The contention that his detention after November 30th was illegal is predicated upon the fact that the investigation into the homicide of Rivera was at that time withdrawn from the grand jury and that there was then no proceeding pending as required by § 618-b of the New York Code of Criminal Procedure to continue holding him as a material witness.
Even if we assume that his continued detention was violative of that statute it does not necessarily follow that his statements were therefore any the less voluntary, and in the final analysis that remains the ultimate test, viz., one of voluntariness, as the authorities relied upon by petitioner show, see e. g., Culombe v. Connecticut, 367 U.S. 568, 602, 81 S.Ct. 1860, 1879, 6 L.Ed.2d 1037, to be determined in the light of the peculiar facts of the individual case.
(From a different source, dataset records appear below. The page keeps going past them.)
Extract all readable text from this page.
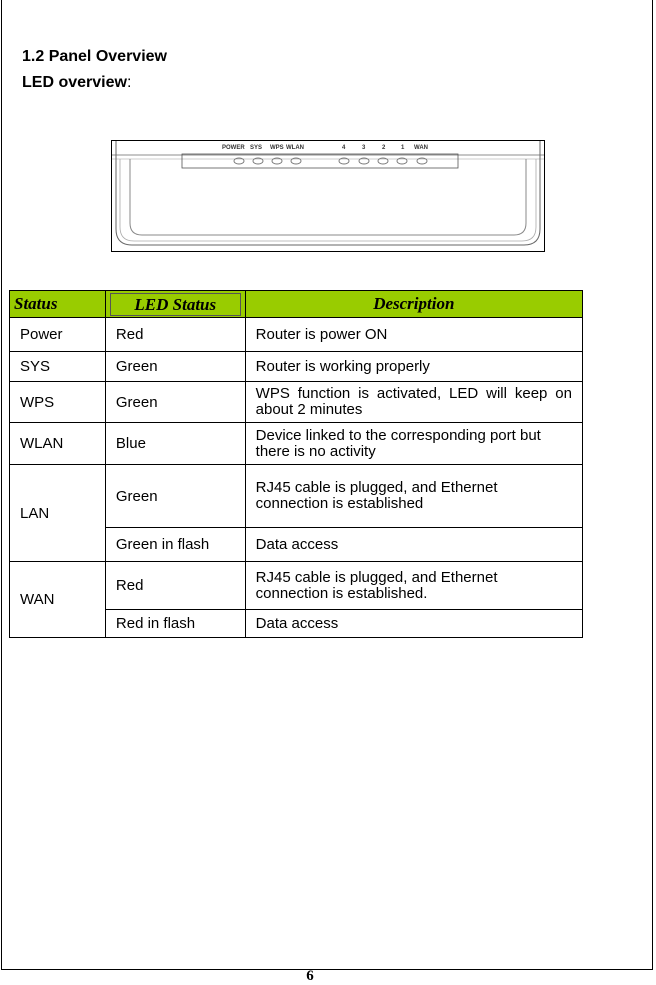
1.2 Panel Overview
LED overview:
POWER SYS WPS WLAN	4	3	2	1 WAN
Status	LED Status	Description
Power	Red	Router is power ON
SYS	Green	Router is working properly
WPS	Green	WPS function is activated, LED will keep on about 2 minutes
WLAN	Blue	Device linked to the corresponding port but there is no activity
LAN	Green	RJ45 cable is plugged, and Ethernet connection is established
	Green in flash	Data access
WAN	Red	RJ45 cable is plugged, and Ethernet connection is established.
	Red in flash	Data access
6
Here the initial alibi story of petitioner given to Demas on November 10, 1957, is unassailable; the changed and conflicting versions given thereafter were the result of new facts and witnesses turned up through the efficient investigation by the prosecution with which petitioner was confronted; his questioning was not conducted through long and wearying hours, and no threats or force of any kind were employed and even assuming his request that his attorney be present while he was questioned was denied his right to remain silent was clearly understood by him. There is no credible basis in the record before us to warrant the conclusion on our part that petitioner’s responses to questions and his statements were the product of his will being importuned, but on the contrary we find that they resulted from “an essentially free and unconstrained choice” by petitioner. Culombe v. Connecticut, supra.
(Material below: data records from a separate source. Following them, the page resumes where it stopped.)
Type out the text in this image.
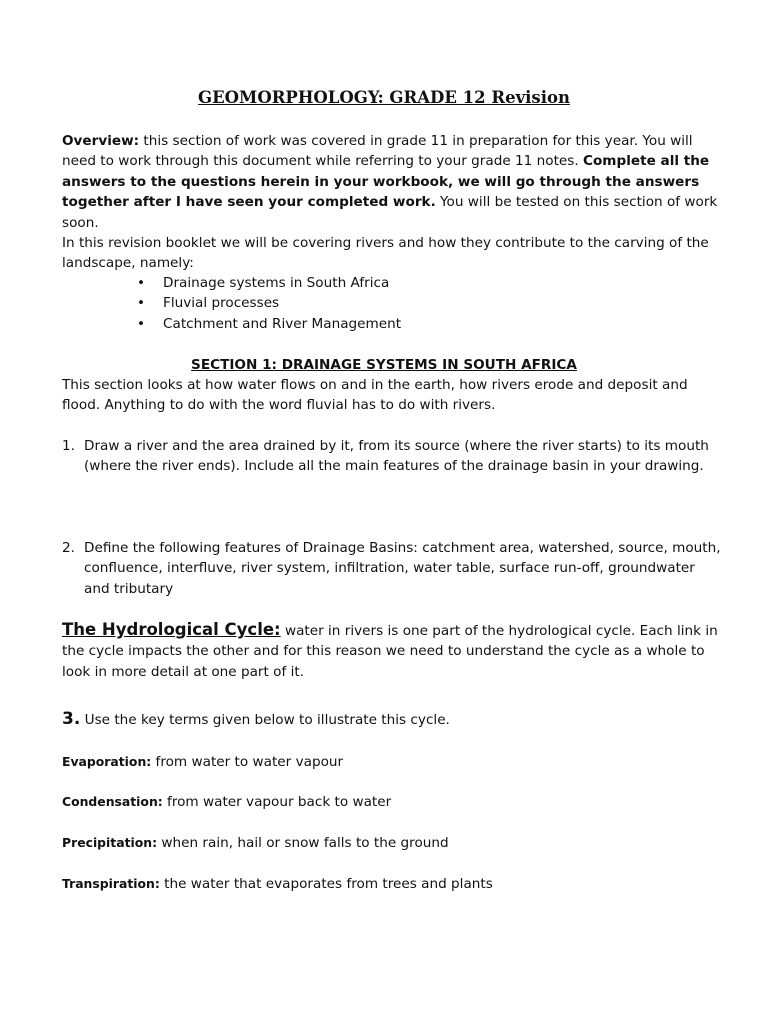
GEOMORPHOLOGY: GRADE 12 Revision
Overview: this section of work was covered in grade 11 in preparation for this year. You will need to work through this document while referring to your grade 11 notes. Complete all the answers to the questions herein in your workbook, we will go through the answers together after I have seen your completed work. You will be tested on this section of work soon.
In this revision booklet we will be covering rivers and how they contribute to the carving of the landscape, namely:
• Drainage systems in South Africa
• Fluvial processes
• Catchment and River Management
SECTION 1: DRAINAGE SYSTEMS IN SOUTH AFRICA
This section looks at how water flows on and in the earth, how rivers erode and deposit and flood. Anything to do with the word fluvial has to do with rivers.
1. Draw a river and the area drained by it, from its source (where the river starts) to its mouth (where the river ends). Include all the main features of the drainage basin in your drawing.
2. Define the following features of Drainage Basins: catchment area, watershed, source, mouth, confluence, interfluve, river system, infiltration, water table, surface run-off, groundwater and tributary
The Hydrological Cycle: water in rivers is one part of the hydrological cycle. Each link in the cycle impacts the other and for this reason we need to understand the cycle as a whole to look in more detail at one part of it.
3. Use the key terms given below to illustrate this cycle.
Evaporation: from water to water vapour
Condensation: from water vapour back to water
Precipitation: when rain, hail or snow falls to the ground
Transpiration: the water that evaporates from trees and plants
As to whether or not the district attorney had sufficient evidence to indict him before December 10th or the 26th, the dates of his second and third versions of the occurrences of the fatal night, we *647think it a debatable question at the very least. Under all the circumstances we conclude that petitioner’s trial and conviction involved no violation of his constitutional rights and that the writ must accordingly be, and hereby is, dismissed.
This is an order. No settlement is necessary.